Japan July real wages continue to slide as rising consumer prices weigh

Office workers wearing protective face masks head home during the spread of the coronavirus disease (COVID-19), at a station in Tokyo, Japan June 24, 2020. REUTERS/Issei Kato
TOKYO: Japan's real wages extended their slide to a fourth straight month in July, government data showed on Tuesday (Sep 6), as the biggest jump in consumer prices in more than seven years outpaced a much more modest gain in nominal wages.
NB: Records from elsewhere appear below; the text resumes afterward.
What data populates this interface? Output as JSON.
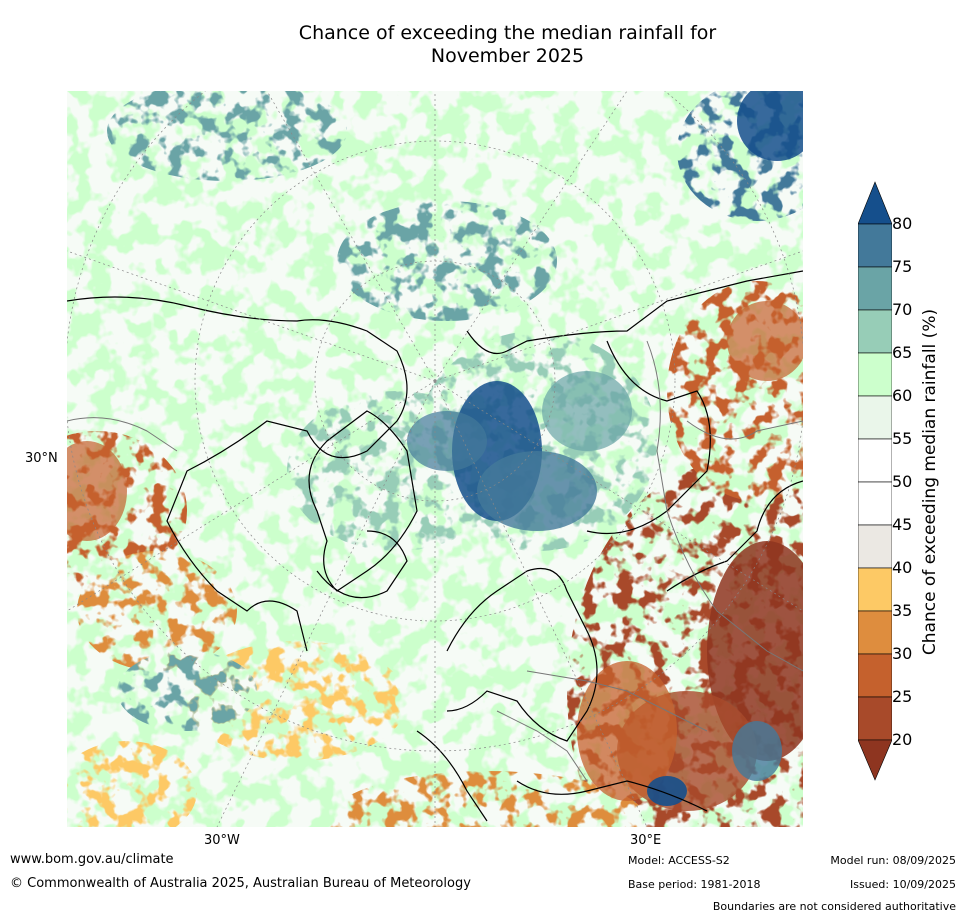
{
  "title_line1": "Chance of exceeding the median rainfall for",
  "title_line2": "November 2025",
  "map_labels": {
    "lat_30n": "30°N",
    "lon_30w": "30°W",
    "lon_30e": "30°E"
  },
  "colorbar": {
    "label": "Chance of exceeding median rainfall (%)",
    "ticks": [
      "80",
      "75",
      "70",
      "65",
      "60",
      "55",
      "50",
      "45",
      "40",
      "35",
      "30",
      "25",
      "20"
    ],
    "colors": {
      "above_80": "#154f8c",
      "75_80": "#43799a",
      "70_75": "#6aa4a6",
      "65_70": "#97cdb7",
      "60_65": "#ccffcc",
      "55_60": "#eaf6ea",
      "50_55": "#ffffff",
      "45_50": "#ffffff",
      "40_45": "#ebe8e3",
      "35_40": "#fdc965",
      "30_35": "#de8d3e",
      "25_30": "#c5612d",
      "20_25": "#a84a2a",
      "below_20": "#8e3520"
    }
  },
  "footer": {
    "website": "www.bom.gov.au/climate",
    "copyright": "© Commonwealth of Australia 2025, Australian Bureau of Meteorology",
    "model": "Model: ACCESS-S2",
    "base_period": "Base period: 1981-2018",
    "model_run": "Model run: 08/09/2025",
    "issued": "Issued: 10/09/2025",
    "disclaimer": "Boundaries are not considered authoritative"
  }
}
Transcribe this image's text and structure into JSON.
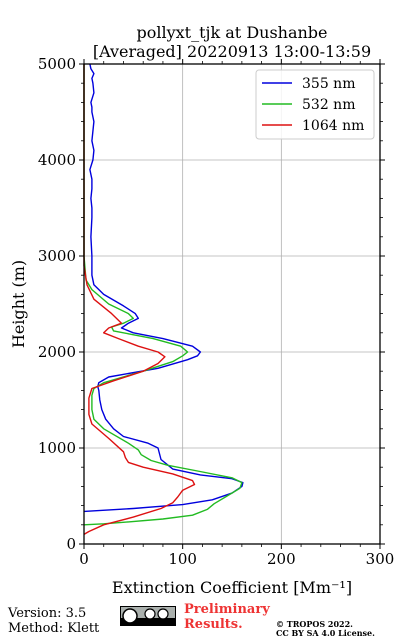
{
  "chart_data": {
    "type": "line",
    "title": "pollyxt_tjk at Dushanbe",
    "subtitle": "[Averaged] 20220913 13:00-13:59",
    "xlabel": "Extinction Coefficient [Mm⁻¹]",
    "ylabel": "Height (m)",
    "xlim": [
      0,
      300
    ],
    "ylim": [
      0,
      5000
    ],
    "x_ticks": [
      "0",
      "100",
      "200",
      "300"
    ],
    "y_ticks": [
      "0",
      "1000",
      "2000",
      "3000",
      "4000",
      "5000"
    ],
    "grid": true,
    "legend_position": "top-right",
    "series": [
      {
        "name": "355 nm",
        "color": "#0000dd",
        "x": [
          0,
          50,
          100,
          130,
          150,
          160,
          161,
          150,
          118,
          90,
          78,
          75,
          65,
          40,
          30,
          22,
          18,
          16,
          15,
          14,
          15,
          25,
          75,
          105,
          115,
          118,
          110,
          80,
          50,
          38,
          45,
          55,
          52,
          40,
          20,
          10,
          8,
          8,
          7,
          8,
          8,
          7,
          8,
          8,
          6,
          9,
          10,
          8,
          9,
          10,
          8,
          8,
          7,
          10,
          9,
          8,
          10,
          7,
          6
        ],
        "y": [
          340,
          370,
          410,
          460,
          530,
          600,
          640,
          680,
          720,
          780,
          880,
          1000,
          1050,
          1120,
          1200,
          1300,
          1400,
          1500,
          1600,
          1640,
          1680,
          1740,
          1830,
          1920,
          1960,
          2000,
          2060,
          2140,
          2200,
          2250,
          2300,
          2350,
          2400,
          2480,
          2600,
          2700,
          2800,
          3000,
          3200,
          3400,
          3500,
          3600,
          3700,
          3800,
          3900,
          4000,
          4100,
          4200,
          4300,
          4400,
          4500,
          4550,
          4600,
          4700,
          4800,
          4850,
          4900,
          4950,
          5000
        ]
      },
      {
        "name": "532 nm",
        "color": "#22bb22",
        "x": [
          0,
          20,
          45,
          80,
          110,
          125,
          132,
          145,
          158,
          160,
          150,
          115,
          85,
          68,
          58,
          55,
          45,
          20,
          10,
          8,
          8,
          10,
          20,
          60,
          90,
          100,
          105,
          98,
          70,
          45,
          30,
          28,
          40,
          50,
          45,
          25,
          8,
          2,
          0,
          0,
          0,
          0
        ],
        "y": [
          200,
          210,
          230,
          260,
          300,
          360,
          420,
          500,
          580,
          640,
          690,
          760,
          820,
          870,
          930,
          980,
          1050,
          1200,
          1300,
          1400,
          1550,
          1620,
          1680,
          1800,
          1900,
          1960,
          2000,
          2060,
          2140,
          2190,
          2220,
          2260,
          2300,
          2350,
          2400,
          2500,
          2650,
          2750,
          3000,
          3500,
          4500,
          5000
        ]
      },
      {
        "name": "1064 nm",
        "color": "#dd1111",
        "x": [
          0,
          5,
          20,
          50,
          78,
          90,
          95,
          100,
          112,
          110,
          90,
          60,
          45,
          42,
          40,
          25,
          8,
          5,
          5,
          8,
          30,
          60,
          75,
          82,
          75,
          55,
          35,
          20,
          25,
          38,
          28,
          10,
          3,
          0,
          0,
          0
        ],
        "y": [
          100,
          130,
          200,
          280,
          370,
          430,
          490,
          560,
          620,
          660,
          730,
          800,
          850,
          900,
          960,
          1100,
          1250,
          1350,
          1520,
          1620,
          1700,
          1800,
          1880,
          1950,
          2000,
          2060,
          2140,
          2200,
          2250,
          2300,
          2400,
          2550,
          2700,
          2900,
          4000,
          5000
        ]
      }
    ]
  },
  "footer": {
    "version_line": "Version: 3.5",
    "method_line": "Method: Klett",
    "preliminary_line1": "Preliminary",
    "preliminary_line2": "Results.",
    "copyright_line1": "© TROPOS 2022.",
    "copyright_line2": "CC BY SA 4.0 License."
  }
}
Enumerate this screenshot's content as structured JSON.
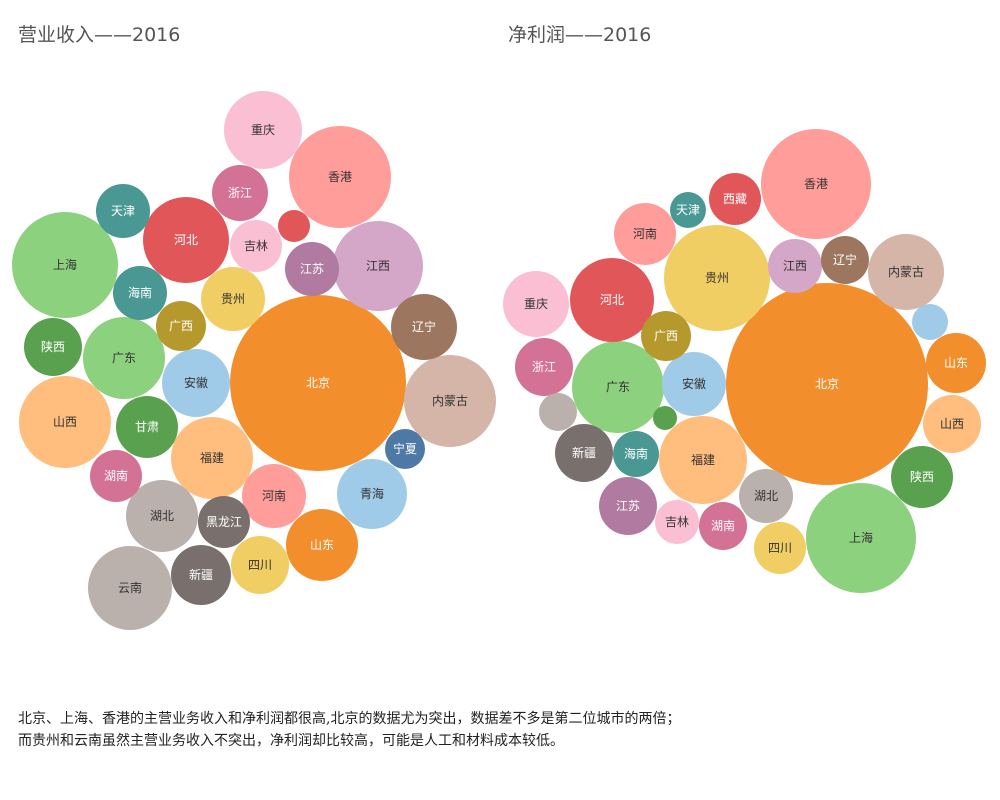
{
  "chart_data": [
    {
      "type": "bubble",
      "title": "营业收入——2016",
      "bubbles": [
        {
          "name": "北京",
          "color": "#f28e2b"
        },
        {
          "name": "香港",
          "color": "#ff9d9a"
        },
        {
          "name": "内蒙古",
          "color": "#d4b5a8"
        },
        {
          "name": "云南",
          "color": "#bab0ac"
        },
        {
          "name": "上海",
          "color": "#8cd17d"
        },
        {
          "name": "江西",
          "color": "#d4a6c8"
        },
        {
          "name": "重庆",
          "color": "#fabfd2"
        },
        {
          "name": "山西",
          "color": "#ffbe7d"
        },
        {
          "name": "河北",
          "color": "#e15759"
        },
        {
          "name": "广东",
          "color": "#8cd17d"
        },
        {
          "name": "福建",
          "color": "#ffbe7d"
        },
        {
          "name": "安徽",
          "color": "#a0cbe8"
        },
        {
          "name": "青海",
          "color": "#a0cbe8"
        },
        {
          "name": "山东",
          "color": "#f28e2b"
        },
        {
          "name": "湖北",
          "color": "#bab0ac"
        },
        {
          "name": "辽宁",
          "color": "#9d7660"
        },
        {
          "name": "河南",
          "color": "#ff9d9a"
        },
        {
          "name": "贵州",
          "color": "#f1ce63"
        },
        {
          "name": "甘肃",
          "color": "#59a14f"
        },
        {
          "name": "四川",
          "color": "#f1ce63"
        },
        {
          "name": "新疆",
          "color": "#79706e"
        },
        {
          "name": "海南",
          "color": "#499894"
        },
        {
          "name": "陕西",
          "color": "#59a14f"
        },
        {
          "name": "江苏",
          "color": "#b07aa1"
        },
        {
          "name": "浙江",
          "color": "#d37295"
        },
        {
          "name": "湖南",
          "color": "#d37295"
        },
        {
          "name": "黑龙江",
          "color": "#79706e"
        },
        {
          "name": "吉林",
          "color": "#fabfd2"
        },
        {
          "name": "天津",
          "color": "#499894"
        },
        {
          "name": "广西",
          "color": "#b6992d"
        },
        {
          "name": "宁夏",
          "color": "#4e79a7"
        },
        {
          "name": "",
          "color": "#e15759"
        }
      ]
    },
    {
      "type": "bubble",
      "title": "净利润——2016",
      "bubbles": [
        {
          "name": "北京",
          "color": "#f28e2b"
        },
        {
          "name": "上海",
          "color": "#8cd17d"
        },
        {
          "name": "香港",
          "color": "#ff9d9a"
        },
        {
          "name": "贵州",
          "color": "#f1ce63"
        },
        {
          "name": "广东",
          "color": "#8cd17d"
        },
        {
          "name": "福建",
          "color": "#ffbe7d"
        },
        {
          "name": "河北",
          "color": "#e15759"
        },
        {
          "name": "内蒙古",
          "color": "#d4b5a8"
        },
        {
          "name": "安徽",
          "color": "#a0cbe8"
        },
        {
          "name": "重庆",
          "color": "#fabfd2"
        },
        {
          "name": "陕西",
          "color": "#59a14f"
        },
        {
          "name": "河南",
          "color": "#ff9d9a"
        },
        {
          "name": "山东",
          "color": "#f28e2b"
        },
        {
          "name": "山西",
          "color": "#ffbe7d"
        },
        {
          "name": "浙江",
          "color": "#d37295"
        },
        {
          "name": "新疆",
          "color": "#79706e"
        },
        {
          "name": "江苏",
          "color": "#b07aa1"
        },
        {
          "name": "湖北",
          "color": "#bab0ac"
        },
        {
          "name": "江西",
          "color": "#d4a6c8"
        },
        {
          "name": "广西",
          "color": "#b6992d"
        },
        {
          "name": "四川",
          "color": "#f1ce63"
        },
        {
          "name": "湖南",
          "color": "#d37295"
        },
        {
          "name": "海南",
          "color": "#499894"
        },
        {
          "name": "西藏",
          "color": "#e15759"
        },
        {
          "name": "辽宁",
          "color": "#9d7660"
        },
        {
          "name": "吉林",
          "color": "#fabfd2"
        },
        {
          "name": "天津",
          "color": "#499894"
        },
        {
          "name": "",
          "color": "#bab0ac"
        },
        {
          "name": "",
          "color": "#a0cbe8"
        },
        {
          "name": "",
          "color": "#59a14f"
        }
      ]
    }
  ],
  "caption": {
    "line1": "北京、上海、香港的主营业务收入和净利润都很高,北京的数据尤为突出，数据差不多是第二位城市的两倍；",
    "line2": "而贵州和云南虽然主营业务收入不突出，净利润却比较高，可能是人工和材料成本较低。"
  }
}
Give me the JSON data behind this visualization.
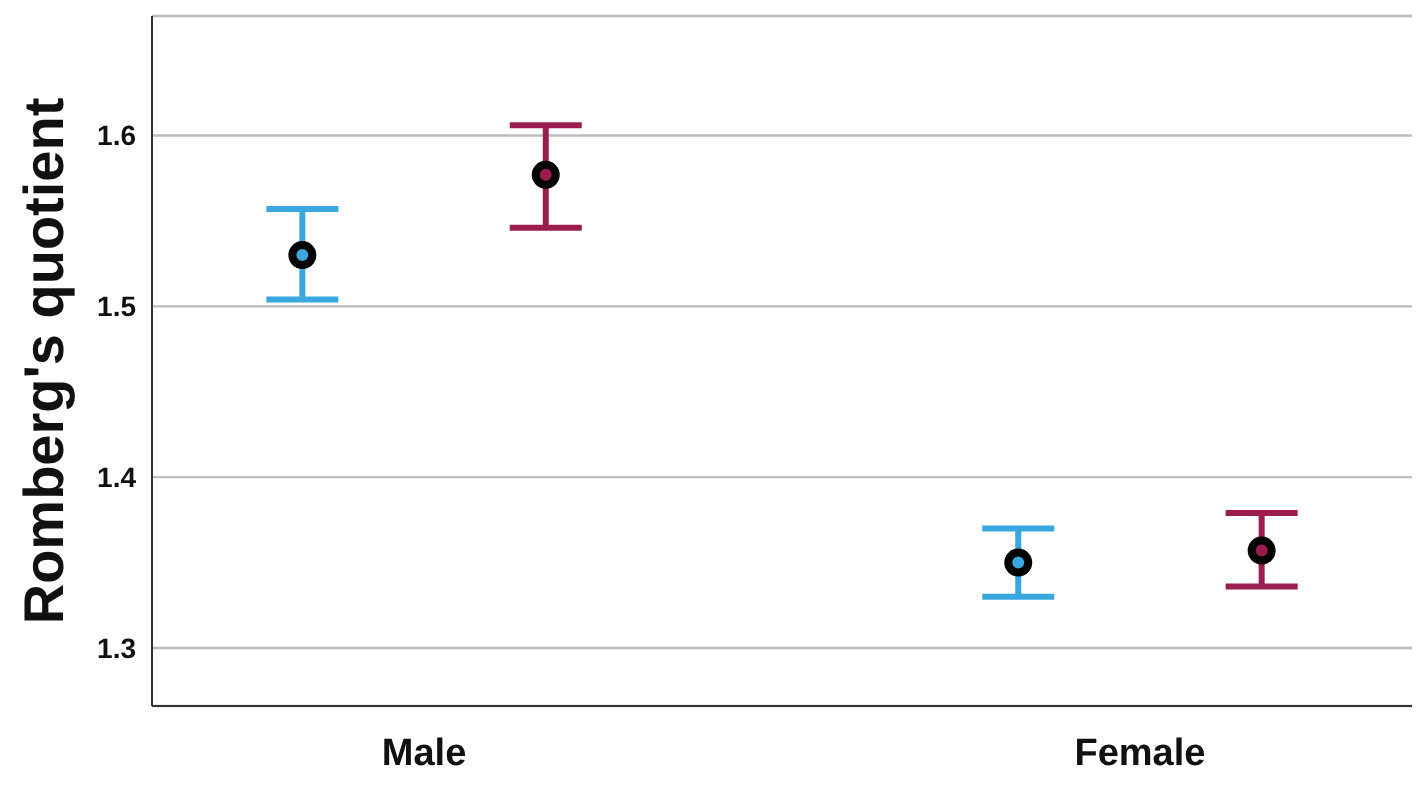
{
  "chart_data": {
    "type": "scatter",
    "ylabel": "Romberg's quotient",
    "categories": [
      "Male",
      "Female"
    ],
    "series": [
      {
        "color": "#3aa8e0",
        "values": [
          1.53,
          1.35
        ],
        "errors": [
          [
            1.504,
            1.557
          ],
          [
            1.33,
            1.37
          ]
        ]
      },
      {
        "color": "#9b1c4f",
        "values": [
          1.577,
          1.357
        ],
        "errors": [
          [
            1.546,
            1.606
          ],
          [
            1.336,
            1.379
          ]
        ]
      }
    ],
    "ylim": [
      1.266,
      1.67
    ],
    "yticks": [
      1.3,
      1.4,
      1.5,
      1.6
    ],
    "grid": "y",
    "legend": false,
    "marker": "circle"
  }
}
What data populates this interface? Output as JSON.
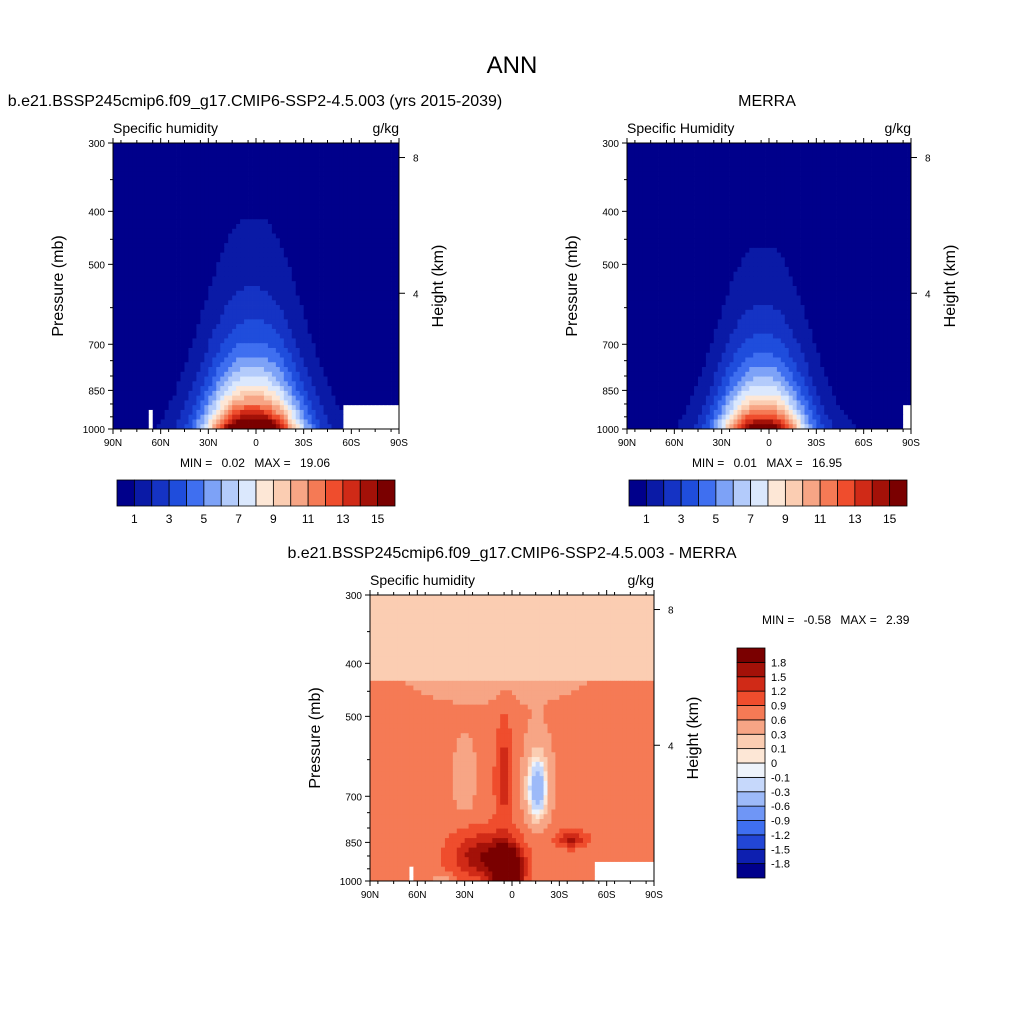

A lack of sustainable wage growth is increasingly becoming a thorny issue for policymakers hoping that stronger consumer sentiment will boost demand and prop up growth in the world's third-largest economy.
Inflation-adjusted real wages, a barometer of households' purchasing power, slumped 1.3 per cent in July from a year earlier, labour ministry data showed, weighed by rising prices.
The consumer price index the ministry uses to calculate real wages, which includes fresh food prices but excludes owners' equivalent rent, jumped 3.1 per cent from a year earlier, its sharpest rise since a 3.4 per cent gain in October 2014.
That outpaced nominal total cash earnings, which rose 1.8 per cent in July, down from the previous month's downwardly revised 2.0 per cent gain, the data showed.
Overtime pay, a key indicator of strength in corporate activity, advanced 4.7 per cent in July from the same period a year earlier, its smallest gain in four months.
Special payments, which include the discretionary seasonal bonuses that firms tend to slash when they face headwinds, rose 2.8 per cent in July, below the prior month's 3.0 per cent increase.